Dari Ampana ke Makassar, Raihan Ayudi Menjadi Duta Pendidikan Sulselbar 2025

UNHAS.TV - Di balik senyum tenang dan selempang bertuliskan Duta Pendidikan Sulawesi Selatan dan Barat (Sulselbar) 2025, nama Raihan Ayudi belakangan ini mulai dikenal publik.

Mahasiswa program studi Hukum Administrasi Negara Fakultas Hukum Universitas Hasanuddin itu tidak hanya tampil sebagai sosok muda penuh gagasan, tetapi juga membawa cerita panjang tentang perjalanan, perjuangan, dan cita-cita.

Raihan lahir dan besar di Ampana, Kabupaten Tojo Una-Una, Sulawesi Tengah. Jarak rumahnya dengan Kota Makassar bukan hitungan jam singkat, melainkan sehari penuh perjalanan darat, bahkan lebih jika harus transit lewat Palu.

“Kalau naik mobil bisa 24 jam, kalau pesawat tetap harus transit dulu di Palu, lalu lanjut darat sekitar delapan jam,” tuturnya.

Perjalanan jauh itu justru tidak menyurutkan langkah Raihan untuk menimba ilmu di kampus merah, Universitas Hasanuddin.

Pada 2024, ia dinyatakan lolos jalur Seleksi Nasional Berbasis Prestasi (SNBP), langsung ke program studi pilihannya: Hukum Administrasi Negara.

“Kenapa memilih jurusan ini? Karena saya ingin melihat dua perspektif sekaligus: hukum dan politik. Dari situ saya bisa memahami bagaimana pelayanan publik dijalankan pemerintah,” jelasnya.

Pilihan itu sempat berbeda arah dengan keinginan orang tuanya. Ayah dan ibunya berharap Raihan masuk ke bidang kesehatan, bahkan menempatkan Farmasi Universitas Tadulako sebagai opsi kedua. Namun, takdir berkata lain. Raihan diterima di pilihan pertamanya—Unhas.

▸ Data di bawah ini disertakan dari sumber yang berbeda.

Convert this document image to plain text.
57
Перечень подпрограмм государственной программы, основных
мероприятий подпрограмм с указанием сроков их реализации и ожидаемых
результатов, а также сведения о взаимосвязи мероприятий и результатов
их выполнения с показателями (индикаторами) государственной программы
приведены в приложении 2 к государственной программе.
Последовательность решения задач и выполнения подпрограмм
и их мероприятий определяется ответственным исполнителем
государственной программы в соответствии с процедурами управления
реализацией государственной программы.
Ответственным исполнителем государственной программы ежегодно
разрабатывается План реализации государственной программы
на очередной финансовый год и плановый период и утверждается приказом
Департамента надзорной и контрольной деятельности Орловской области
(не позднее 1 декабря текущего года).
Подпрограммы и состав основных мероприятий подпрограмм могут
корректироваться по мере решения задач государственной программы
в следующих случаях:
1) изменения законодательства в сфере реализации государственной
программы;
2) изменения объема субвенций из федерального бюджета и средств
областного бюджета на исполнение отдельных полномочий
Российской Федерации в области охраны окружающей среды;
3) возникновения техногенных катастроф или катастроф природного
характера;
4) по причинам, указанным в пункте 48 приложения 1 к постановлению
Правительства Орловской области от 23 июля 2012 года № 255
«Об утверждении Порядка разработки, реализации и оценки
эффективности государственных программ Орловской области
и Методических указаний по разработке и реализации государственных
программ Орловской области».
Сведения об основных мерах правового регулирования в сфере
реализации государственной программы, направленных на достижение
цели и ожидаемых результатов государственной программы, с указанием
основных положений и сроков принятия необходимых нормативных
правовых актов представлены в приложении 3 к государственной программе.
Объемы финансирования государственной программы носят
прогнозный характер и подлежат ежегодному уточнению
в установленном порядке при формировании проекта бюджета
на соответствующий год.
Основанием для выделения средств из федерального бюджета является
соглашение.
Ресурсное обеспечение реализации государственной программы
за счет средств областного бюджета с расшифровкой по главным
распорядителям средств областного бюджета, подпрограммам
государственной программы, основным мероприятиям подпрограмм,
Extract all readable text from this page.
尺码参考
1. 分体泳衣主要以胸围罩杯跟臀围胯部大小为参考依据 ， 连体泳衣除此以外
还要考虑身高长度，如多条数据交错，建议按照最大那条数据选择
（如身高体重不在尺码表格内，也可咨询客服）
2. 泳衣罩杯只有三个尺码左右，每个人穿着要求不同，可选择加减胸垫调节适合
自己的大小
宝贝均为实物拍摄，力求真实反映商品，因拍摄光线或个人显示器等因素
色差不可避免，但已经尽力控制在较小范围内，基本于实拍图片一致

“Awalnya orang tua berharap saya di kesehatan, tapi mereka tetap mendukung penuh apa yang saya pilih. Prinsip mereka sederhana: kalian yang jalankan hidup, kami hanya mendukung,” katanya sambil tersenyum.

Perjalanan Raihan menuju Unhas ditandai prestasi gemilang di sekolah menengahnya, SMA Negeri 1 Ampana Kota. Lulusan 2024 ini terpilih sebagai alumni terbaik jurusan IPS. Baginya, menjaga nilai agar tetap stabil sejak kelas X hingga XII bukan perkara mudah.

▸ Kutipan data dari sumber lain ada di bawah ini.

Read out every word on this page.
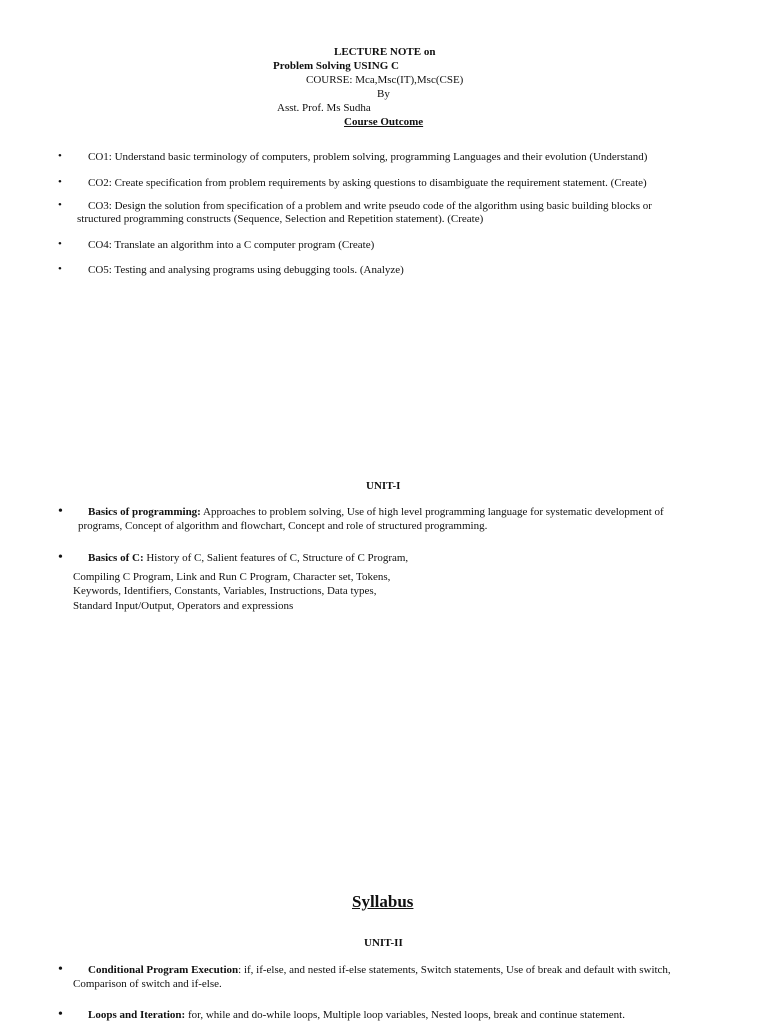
LECTURE NOTE on
Problem Solving USING C
COURSE: Mca,Msc(IT),Msc(CSE)
By
Asst. Prof. Ms Sudha
Course Outcome
• CO1: Understand basic terminology of computers, problem solving, programming Languages and their evolution (Understand)
• CO2: Create specification from problem requirements by asking questions to disambiguate the requirement statement. (Create)
• CO3: Design the solution from specification of a problem and write pseudo code of the algorithm using basic building blocks or
structured programming constructs (Sequence, Selection and Repetition statement). (Create)
• CO4: Translate an algorithm into a C computer program (Create)
• CO5: Testing and analysing programs using debugging tools. (Analyze)
UNIT-I
• Basics of programming: Approaches to problem solving, Use of high level programming language for systematic development of
programs, Concept of algorithm and flowchart, Concept and role of structured programming.
• Basics of C: History of C, Salient features of C, Structure of C Program,
Compiling C Program, Link and Run C Program, Character set, Tokens,
Keywords, Identifiers, Constants, Variables, Instructions, Data types,
Standard Input/Output, Operators and expressions
Syllabus
UNIT-II
• Conditional Program Execution: if, if-else, and nested if-else statements, Switch statements, Use of break and default with switch,
Comparison of switch and if-else.
• Loops and Iteration: for, while and do-while loops, Multiple loop variables, Nested loops, break and continue statement.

“Strateginya sederhana tapi konsisten: manajemen waktu dan mengerjakan tugas dengan cara berbeda dari teman-teman. Saya selalu berusaha membuat sesuatu yang unik agar dinilai lebih,” ungkapnya.

Namun, SMA tidak melulu tentang akademik. Ia juga menghadapi tantangan klasik: pertemanan. Raihan memilih hanya berteman dengan lingkaran kecil yang benar-benar mendukung.

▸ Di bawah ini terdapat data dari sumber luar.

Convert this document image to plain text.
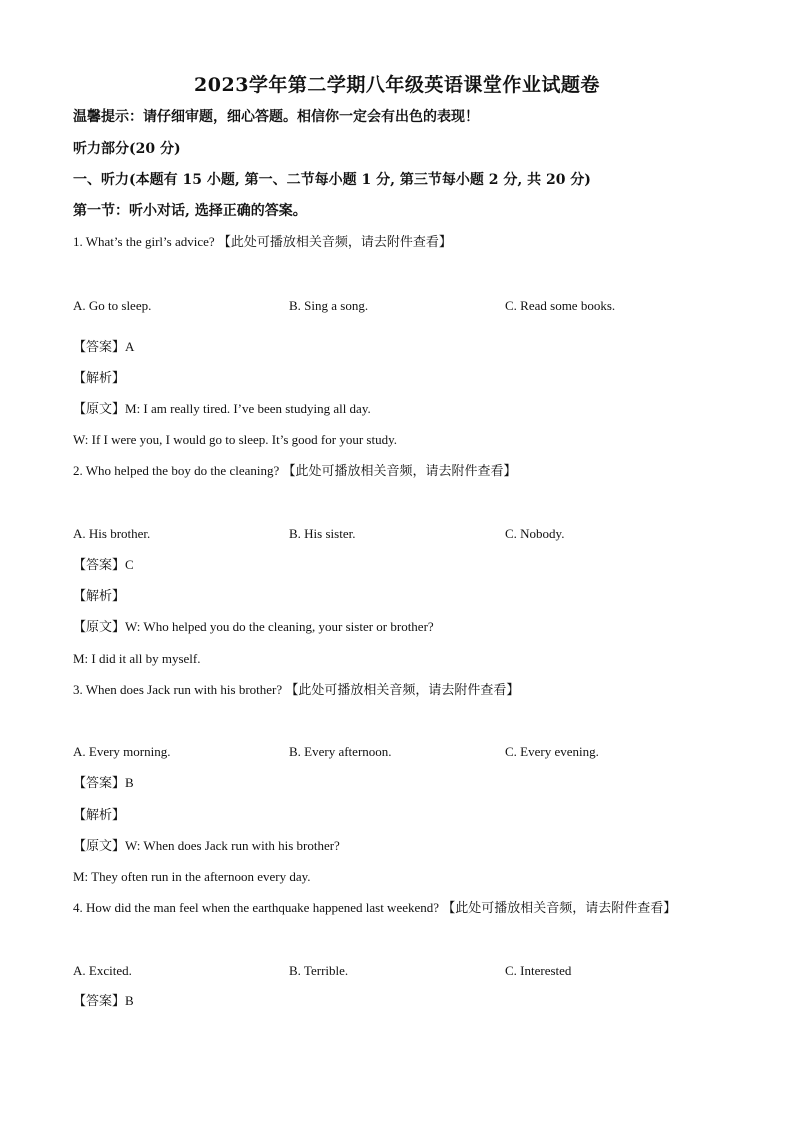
2023学年第二学期八年级英语课堂作业试题卷
温馨提示：请仔细审题，细心答题。相信你一定会有出色的表现！
听力部分(20 分)
一、听力(本题有 15 小题, 第一、二节每小题 1 分, 第三节每小题 2 分, 共 20 分)
第一节：听小对话, 选择正确的答案。
1. What’s the girl’s advice? 【此处可播放相关音频，请去附件查看】
A. Go to sleep.	B. Sing a song.	C. Read some books.
【答案】A
【解析】
【原文】M: I am really tired. I’ve been studying all day.
W: If I were you, I would go to sleep. It’s good for your study.
2. Who helped the boy do the cleaning? 【此处可播放相关音频，请去附件查看】
A. His brother.	B. His sister.	C. Nobody.
【答案】C
【解析】
【原文】W: Who helped you do the cleaning, your sister or brother?
M: I did it all by myself.
3. When does Jack run with his brother? 【此处可播放相关音频，请去附件查看】
A. Every morning.	B. Every afternoon.	C. Every evening.
【答案】B
【解析】
【原文】W: When does Jack run with his brother?
M: They often run in the afternoon every day.
4. How did the man feel when the earthquake happened last weekend? 【此处可播放相关音频，请去附件查看】
A. Excited.	B. Terrible.	C. Interested
【答案】B
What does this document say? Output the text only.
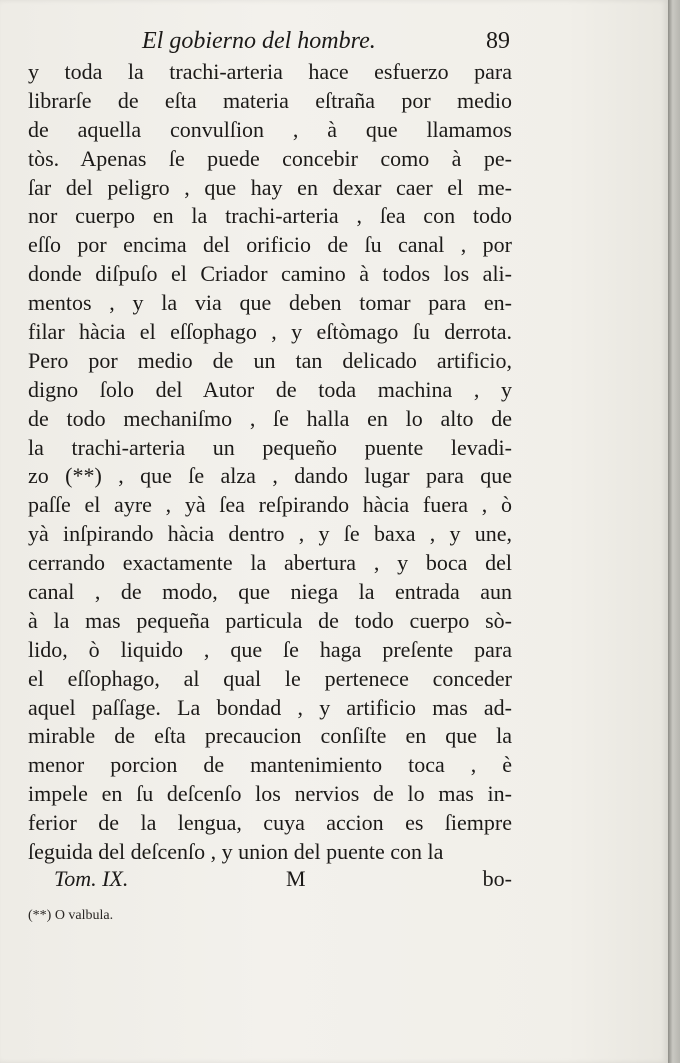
El gobierno del hombre.	89
y toda la trachi-arteria hace esfuerzo para
librarſe de eſta materia eſtraña por medio
de aquella convulſion , à que llamamos
tòs. Apenas ſe puede concebir como à pe-
ſar del peligro , que hay en dexar caer el me-
nor cuerpo en la trachi-arteria , ſea con todo
eſſo por encima del orificio de ſu canal , por
donde diſpuſo el Criador camino à todos los ali-
mentos , y la via que deben tomar para en-
filar hàcia el eſſophago , y eſtòmago ſu derrota.
Pero por medio de un tan delicado artificio,
digno ſolo del Autor de toda machina , y
de todo mechaniſmo , ſe halla en lo alto de
la trachi-arteria un pequeño puente levadi-
zo (**) , que ſe alza , dando lugar para que
paſſe el ayre , yà ſea reſpirando hàcia fuera , ò
yà inſpirando hàcia dentro , y ſe baxa , y une,
cerrando exactamente la abertura , y boca del
canal , de modo, que niega la entrada aun
à la mas pequeña particula de todo cuerpo sò-
lido, ò liquido , que ſe haga preſente para
el eſſophago, al qual le pertenece conceder
aquel paſſage. La bondad , y artificio mas ad-
mirable de eſta precaucion conſiſte en que la
menor porcion de mantenimiento toca , è
impele en ſu deſcenſo los nervios de lo mas in-
ferior de la lengua, cuya accion es ſiempre
ſeguida del deſcenſo , y union del puente con la
Tom. IX.	M	bo-
(**) O valbula.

“Di SMA banyak pertemanan toksik, yang iri dengan pencapaian orang lain. Saya belajar mengendalikan diri: fokus ke yang bisa saya kontrol, yaitu diri sendiri,” katanya.

Prestasi itu membuatnya kerap jadi tempat bertanya adik-adik kelas yang ingin menapaki jejak serupa. Beberapa bahkan berkonsultasi langsung lewat media sosial. “Saya senang bisa membantu mereka, apalagi ketika ada yang akhirnya berhasil masuk Unhas juga,” ujarnya.